While the effects in the exposed adults are often, but not always, transient, gestation and the early postnatal period are critical exposure windows. Importantly, the effects of exposures during early development may not manifest for years, or even decades (Heindel and Vandenberg, 2015). The effects of reproductive toxicant exposures are not only observed in both exposed subjects but also in subsequent generations through the inheritance of deregulated epigenetic markers from gametes or the establishment of unsuitable epigenetic signature during early embryo development (Chianese et al., 2018; Santoro et al., 2019).

A large body of experimental evidence from studies using animal models and cell lines continues to reveal adverse effects on reproductive and developmental outcomes after exposure to these compounds. Fully characterizing the effects, and understanding the mechanisms by which EDCs induce harm, indicates the need for further studies in the field, as well as the development of safe alternatives to preserve reproduction, fertility and health in humans. In this Research Topic we present a collection of two original research articles and two review articles.

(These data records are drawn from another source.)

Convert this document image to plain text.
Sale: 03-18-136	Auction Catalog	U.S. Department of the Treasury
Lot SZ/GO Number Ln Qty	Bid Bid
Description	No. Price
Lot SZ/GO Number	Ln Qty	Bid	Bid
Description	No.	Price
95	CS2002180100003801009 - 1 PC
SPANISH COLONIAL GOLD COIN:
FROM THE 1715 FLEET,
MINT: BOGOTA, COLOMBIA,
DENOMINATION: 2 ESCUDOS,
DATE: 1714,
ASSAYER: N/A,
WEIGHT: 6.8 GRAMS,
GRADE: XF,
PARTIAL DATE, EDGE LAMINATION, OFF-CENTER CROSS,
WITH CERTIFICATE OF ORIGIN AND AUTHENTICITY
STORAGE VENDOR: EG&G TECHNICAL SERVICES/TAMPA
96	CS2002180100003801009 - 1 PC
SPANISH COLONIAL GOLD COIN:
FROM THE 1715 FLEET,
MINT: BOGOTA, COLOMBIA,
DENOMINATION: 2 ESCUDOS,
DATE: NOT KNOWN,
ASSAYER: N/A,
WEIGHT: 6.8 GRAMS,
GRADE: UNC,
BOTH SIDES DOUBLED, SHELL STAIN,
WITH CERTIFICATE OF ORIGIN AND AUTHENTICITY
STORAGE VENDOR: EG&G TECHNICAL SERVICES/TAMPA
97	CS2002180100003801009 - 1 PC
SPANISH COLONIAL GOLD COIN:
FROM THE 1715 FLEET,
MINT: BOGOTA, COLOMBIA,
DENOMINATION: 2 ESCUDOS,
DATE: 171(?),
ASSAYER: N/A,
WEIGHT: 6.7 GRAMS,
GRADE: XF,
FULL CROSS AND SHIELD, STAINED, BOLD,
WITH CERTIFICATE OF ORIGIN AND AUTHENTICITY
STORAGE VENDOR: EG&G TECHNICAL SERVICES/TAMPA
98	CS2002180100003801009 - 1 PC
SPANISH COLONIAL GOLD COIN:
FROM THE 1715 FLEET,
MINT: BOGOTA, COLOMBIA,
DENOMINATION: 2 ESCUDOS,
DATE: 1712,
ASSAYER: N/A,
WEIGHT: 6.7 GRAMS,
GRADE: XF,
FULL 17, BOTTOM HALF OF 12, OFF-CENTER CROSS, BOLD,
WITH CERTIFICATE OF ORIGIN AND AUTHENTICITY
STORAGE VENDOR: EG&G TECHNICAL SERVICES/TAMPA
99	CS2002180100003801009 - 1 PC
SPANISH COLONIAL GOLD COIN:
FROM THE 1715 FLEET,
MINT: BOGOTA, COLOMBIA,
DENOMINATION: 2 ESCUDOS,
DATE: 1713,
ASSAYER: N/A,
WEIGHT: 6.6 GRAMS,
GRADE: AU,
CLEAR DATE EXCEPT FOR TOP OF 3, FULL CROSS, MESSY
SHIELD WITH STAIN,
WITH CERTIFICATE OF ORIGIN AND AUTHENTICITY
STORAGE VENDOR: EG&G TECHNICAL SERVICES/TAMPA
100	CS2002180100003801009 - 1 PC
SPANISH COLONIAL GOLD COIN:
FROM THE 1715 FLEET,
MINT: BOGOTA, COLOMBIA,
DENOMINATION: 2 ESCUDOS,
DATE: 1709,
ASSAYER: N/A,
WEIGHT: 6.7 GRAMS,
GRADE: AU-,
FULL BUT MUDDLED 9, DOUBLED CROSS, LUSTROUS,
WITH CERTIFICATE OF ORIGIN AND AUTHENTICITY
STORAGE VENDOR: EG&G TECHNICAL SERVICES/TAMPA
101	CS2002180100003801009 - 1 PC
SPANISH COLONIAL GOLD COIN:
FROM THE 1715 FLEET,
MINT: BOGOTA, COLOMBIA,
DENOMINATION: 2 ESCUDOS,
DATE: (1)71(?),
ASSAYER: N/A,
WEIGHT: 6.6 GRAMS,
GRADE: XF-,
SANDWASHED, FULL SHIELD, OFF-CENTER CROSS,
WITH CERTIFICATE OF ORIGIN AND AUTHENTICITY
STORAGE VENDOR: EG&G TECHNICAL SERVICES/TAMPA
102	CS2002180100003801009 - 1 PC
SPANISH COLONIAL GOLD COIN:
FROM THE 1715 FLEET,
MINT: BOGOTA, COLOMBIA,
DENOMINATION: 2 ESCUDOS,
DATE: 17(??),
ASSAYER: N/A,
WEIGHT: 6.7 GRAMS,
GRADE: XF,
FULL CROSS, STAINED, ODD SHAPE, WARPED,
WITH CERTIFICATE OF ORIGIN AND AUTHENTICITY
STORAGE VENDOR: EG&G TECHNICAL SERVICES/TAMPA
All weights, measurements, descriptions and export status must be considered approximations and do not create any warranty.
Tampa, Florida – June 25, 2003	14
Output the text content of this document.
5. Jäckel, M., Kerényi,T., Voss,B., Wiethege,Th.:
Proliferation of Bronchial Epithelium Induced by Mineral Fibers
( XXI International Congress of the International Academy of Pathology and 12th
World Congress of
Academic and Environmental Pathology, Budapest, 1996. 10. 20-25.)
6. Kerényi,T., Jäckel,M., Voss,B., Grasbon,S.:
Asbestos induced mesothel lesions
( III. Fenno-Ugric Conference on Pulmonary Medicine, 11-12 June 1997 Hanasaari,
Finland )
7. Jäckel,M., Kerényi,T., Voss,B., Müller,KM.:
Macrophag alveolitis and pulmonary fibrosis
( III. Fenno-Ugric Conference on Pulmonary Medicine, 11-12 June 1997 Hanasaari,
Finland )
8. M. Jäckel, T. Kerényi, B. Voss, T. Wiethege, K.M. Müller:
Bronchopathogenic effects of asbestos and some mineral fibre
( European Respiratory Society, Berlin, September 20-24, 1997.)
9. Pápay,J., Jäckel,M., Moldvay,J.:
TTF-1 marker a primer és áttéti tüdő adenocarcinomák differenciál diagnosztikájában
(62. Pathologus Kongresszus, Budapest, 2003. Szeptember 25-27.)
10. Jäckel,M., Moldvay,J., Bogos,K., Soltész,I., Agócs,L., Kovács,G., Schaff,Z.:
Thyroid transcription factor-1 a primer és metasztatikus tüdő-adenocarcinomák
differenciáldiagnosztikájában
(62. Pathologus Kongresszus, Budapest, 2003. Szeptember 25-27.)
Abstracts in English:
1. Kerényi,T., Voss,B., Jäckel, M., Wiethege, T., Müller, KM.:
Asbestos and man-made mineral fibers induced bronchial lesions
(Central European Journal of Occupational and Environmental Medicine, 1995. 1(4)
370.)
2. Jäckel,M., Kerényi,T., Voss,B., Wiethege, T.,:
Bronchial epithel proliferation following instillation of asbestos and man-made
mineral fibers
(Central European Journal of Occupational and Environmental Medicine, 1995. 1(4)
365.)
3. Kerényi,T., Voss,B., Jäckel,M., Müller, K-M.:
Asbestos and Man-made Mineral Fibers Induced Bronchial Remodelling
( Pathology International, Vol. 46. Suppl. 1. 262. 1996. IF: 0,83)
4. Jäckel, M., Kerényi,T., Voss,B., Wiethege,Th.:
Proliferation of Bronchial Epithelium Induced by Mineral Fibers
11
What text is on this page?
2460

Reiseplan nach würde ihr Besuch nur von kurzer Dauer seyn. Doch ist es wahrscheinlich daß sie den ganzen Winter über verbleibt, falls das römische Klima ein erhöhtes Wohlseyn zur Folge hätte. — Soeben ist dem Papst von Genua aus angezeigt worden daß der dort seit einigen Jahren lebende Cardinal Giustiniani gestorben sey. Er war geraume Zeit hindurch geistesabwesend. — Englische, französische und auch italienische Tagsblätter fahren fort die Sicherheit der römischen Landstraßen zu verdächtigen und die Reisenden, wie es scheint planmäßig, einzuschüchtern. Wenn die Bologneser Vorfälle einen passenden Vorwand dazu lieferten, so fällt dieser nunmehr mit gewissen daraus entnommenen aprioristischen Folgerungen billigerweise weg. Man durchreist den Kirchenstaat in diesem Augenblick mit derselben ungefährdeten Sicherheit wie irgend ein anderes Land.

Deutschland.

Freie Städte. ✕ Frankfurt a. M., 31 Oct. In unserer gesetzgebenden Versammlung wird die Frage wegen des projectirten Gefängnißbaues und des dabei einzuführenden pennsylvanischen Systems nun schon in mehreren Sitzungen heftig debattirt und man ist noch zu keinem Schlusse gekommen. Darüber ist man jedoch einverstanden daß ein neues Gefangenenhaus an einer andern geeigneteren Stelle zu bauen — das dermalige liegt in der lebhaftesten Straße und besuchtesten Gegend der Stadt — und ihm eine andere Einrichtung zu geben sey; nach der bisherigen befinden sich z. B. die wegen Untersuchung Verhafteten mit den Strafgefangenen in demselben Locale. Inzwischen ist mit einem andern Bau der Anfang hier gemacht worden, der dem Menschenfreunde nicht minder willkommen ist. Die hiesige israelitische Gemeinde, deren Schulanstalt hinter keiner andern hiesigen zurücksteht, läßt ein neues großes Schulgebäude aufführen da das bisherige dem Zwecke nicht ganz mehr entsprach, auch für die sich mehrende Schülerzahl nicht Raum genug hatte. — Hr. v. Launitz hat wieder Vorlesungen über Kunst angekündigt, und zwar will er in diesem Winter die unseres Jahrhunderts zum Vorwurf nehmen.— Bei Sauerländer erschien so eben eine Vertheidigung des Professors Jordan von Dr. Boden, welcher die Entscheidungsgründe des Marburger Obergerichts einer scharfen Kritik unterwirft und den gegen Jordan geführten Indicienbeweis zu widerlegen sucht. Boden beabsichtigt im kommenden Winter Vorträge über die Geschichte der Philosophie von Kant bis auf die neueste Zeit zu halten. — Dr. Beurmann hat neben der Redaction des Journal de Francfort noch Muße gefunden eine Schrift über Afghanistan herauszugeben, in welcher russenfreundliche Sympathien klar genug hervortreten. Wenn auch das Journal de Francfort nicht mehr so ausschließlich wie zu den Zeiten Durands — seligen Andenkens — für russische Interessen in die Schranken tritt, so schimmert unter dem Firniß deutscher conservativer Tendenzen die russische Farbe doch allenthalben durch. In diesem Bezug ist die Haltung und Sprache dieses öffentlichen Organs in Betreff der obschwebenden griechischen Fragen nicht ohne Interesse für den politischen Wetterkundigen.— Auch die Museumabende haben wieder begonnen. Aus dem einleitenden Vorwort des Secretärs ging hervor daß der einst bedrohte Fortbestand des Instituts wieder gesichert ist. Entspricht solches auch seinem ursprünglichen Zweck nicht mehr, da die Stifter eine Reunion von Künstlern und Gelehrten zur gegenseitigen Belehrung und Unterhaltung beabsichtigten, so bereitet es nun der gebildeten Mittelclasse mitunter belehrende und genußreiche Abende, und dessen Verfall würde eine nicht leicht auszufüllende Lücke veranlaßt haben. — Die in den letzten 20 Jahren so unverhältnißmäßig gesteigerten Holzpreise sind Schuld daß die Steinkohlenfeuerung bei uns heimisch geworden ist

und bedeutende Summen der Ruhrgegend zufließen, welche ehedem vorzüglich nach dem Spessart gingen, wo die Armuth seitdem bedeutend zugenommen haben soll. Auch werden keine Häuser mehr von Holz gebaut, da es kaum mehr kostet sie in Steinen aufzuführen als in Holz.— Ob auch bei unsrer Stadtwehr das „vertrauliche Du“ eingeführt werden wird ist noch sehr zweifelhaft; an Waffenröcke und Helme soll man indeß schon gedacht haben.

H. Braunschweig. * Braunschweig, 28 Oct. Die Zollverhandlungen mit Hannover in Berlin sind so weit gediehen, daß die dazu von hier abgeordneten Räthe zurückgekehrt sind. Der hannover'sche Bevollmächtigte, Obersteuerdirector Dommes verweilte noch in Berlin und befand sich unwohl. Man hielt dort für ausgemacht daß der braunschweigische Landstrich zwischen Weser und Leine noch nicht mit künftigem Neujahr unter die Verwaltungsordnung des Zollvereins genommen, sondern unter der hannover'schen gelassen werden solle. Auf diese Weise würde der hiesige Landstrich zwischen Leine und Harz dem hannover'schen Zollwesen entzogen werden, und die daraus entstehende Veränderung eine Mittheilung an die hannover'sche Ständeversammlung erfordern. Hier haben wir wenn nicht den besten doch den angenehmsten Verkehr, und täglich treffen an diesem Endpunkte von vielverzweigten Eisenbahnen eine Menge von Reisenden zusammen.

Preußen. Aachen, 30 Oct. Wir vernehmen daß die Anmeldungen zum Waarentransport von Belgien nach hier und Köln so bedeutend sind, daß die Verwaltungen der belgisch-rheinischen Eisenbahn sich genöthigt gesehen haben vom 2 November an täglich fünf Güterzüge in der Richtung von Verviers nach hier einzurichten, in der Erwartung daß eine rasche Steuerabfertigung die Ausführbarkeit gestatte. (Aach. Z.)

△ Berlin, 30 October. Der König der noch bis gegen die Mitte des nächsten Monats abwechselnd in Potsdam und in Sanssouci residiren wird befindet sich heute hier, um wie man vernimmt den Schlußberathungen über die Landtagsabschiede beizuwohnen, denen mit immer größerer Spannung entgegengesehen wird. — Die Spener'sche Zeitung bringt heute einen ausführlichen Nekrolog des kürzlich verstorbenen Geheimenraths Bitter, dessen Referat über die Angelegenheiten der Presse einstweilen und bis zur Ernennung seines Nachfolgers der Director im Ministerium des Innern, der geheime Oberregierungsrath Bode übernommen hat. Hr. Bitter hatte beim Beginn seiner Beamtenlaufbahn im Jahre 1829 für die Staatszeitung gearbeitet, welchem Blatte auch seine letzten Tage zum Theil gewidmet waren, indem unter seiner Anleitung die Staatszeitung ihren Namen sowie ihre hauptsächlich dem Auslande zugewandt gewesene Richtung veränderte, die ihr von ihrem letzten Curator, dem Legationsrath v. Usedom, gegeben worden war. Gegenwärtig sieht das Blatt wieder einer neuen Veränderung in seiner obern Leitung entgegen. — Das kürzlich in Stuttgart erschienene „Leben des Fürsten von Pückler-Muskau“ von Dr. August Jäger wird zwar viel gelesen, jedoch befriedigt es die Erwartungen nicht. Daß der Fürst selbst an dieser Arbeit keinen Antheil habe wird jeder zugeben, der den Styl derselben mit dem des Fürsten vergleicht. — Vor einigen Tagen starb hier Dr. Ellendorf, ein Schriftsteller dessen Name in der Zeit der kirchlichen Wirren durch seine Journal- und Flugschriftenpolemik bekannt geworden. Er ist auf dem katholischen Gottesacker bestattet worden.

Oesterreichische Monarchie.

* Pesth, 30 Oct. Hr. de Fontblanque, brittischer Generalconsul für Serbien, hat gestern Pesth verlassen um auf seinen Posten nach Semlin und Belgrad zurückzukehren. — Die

The first research article (Bottalico et al.) utilized a non-mammalian model (the goldfish, Carassius auratus) to characterize the effects of BPA, nonylphenol, DEHP and fucosterol - alone or in combination - on metabolomic profiles of midbrain, testis and liver. This seasonal breeder requires specific neuroendocrine signaling to allocate the metabolic resources that sustain growth and reproduction. EDC exposures affected metabolism, but these studies revealed that the mid-recrudescence stage was most vulnerable to metabolic perturbation in male fish. Thus, seasonally driven physiological changes may alter the vulnerability of seasonal breeders to EDCs.

The second research article aimed at characterizing the effects of co-exposures to BPA and hops extracts on adult rat behavioural responses following exposures during adolescence (Morin et al.). This study contributes to evidence that BPA disrupts social behaviors (Patisaul and Belcher, 2017), but provides new evidence for the sensitivity of the pubertal period. Recent work aims to identify impactful ways to counteract BPA toxicity through incorporation of nutraceuticals in the diet. Results obtained suggest that BPA- and hops-exposed rats differed in metrics of anxiety, providing preliminary evidence that hops extracts might counteract BPA neurotoxicity.

In the first review article, the peer-reviewed literature on the reproductive effects of PFAS was summarized (Chambers et al.). Evidence from human populations suggests that PFAS exposures are associated with effects on fertility, fetal growth, pre-eclampsia and pregnancy-induced hypertension, thyroid hormone levels in pregnant women, and risk of pre-term birth. Importantly, PFAS is a large class of chemicals and most of the evidence accumulated to date comes from studies of PFOA and PFOS; this review also examines the effects of short-chain replacements such as GenX, ADONA, and F53B, which have been detected in the environment but have limited studies from experimental models, and little (or no) evidence from human populations.

The final contribution to this Research Topic examines the evidence that microplastics affect reproductive health, using Caenorhabditis elegans and other non-vertebrate species as models (Kevei et al.). Although there are relatively few studies examining the effects of exposures to plastic particles, there is some evidence that plastic particles decrease growth rates, reduce fertility and/or fecundity, and induce other measures of toxicity. The effects of nano- and microplastics can differ depending on their shape, size and composition, and they may also aggravate the effects of other pollutants.

There is overwhelming evidence, acknowledged by scientific and medical organizations, that EDCs induce harm to humans and wildlife. Effects on reproduction, development and neurobehaviors are well documented and the manuscripts included in this Research Topic add to that growing but convincing body of evidence.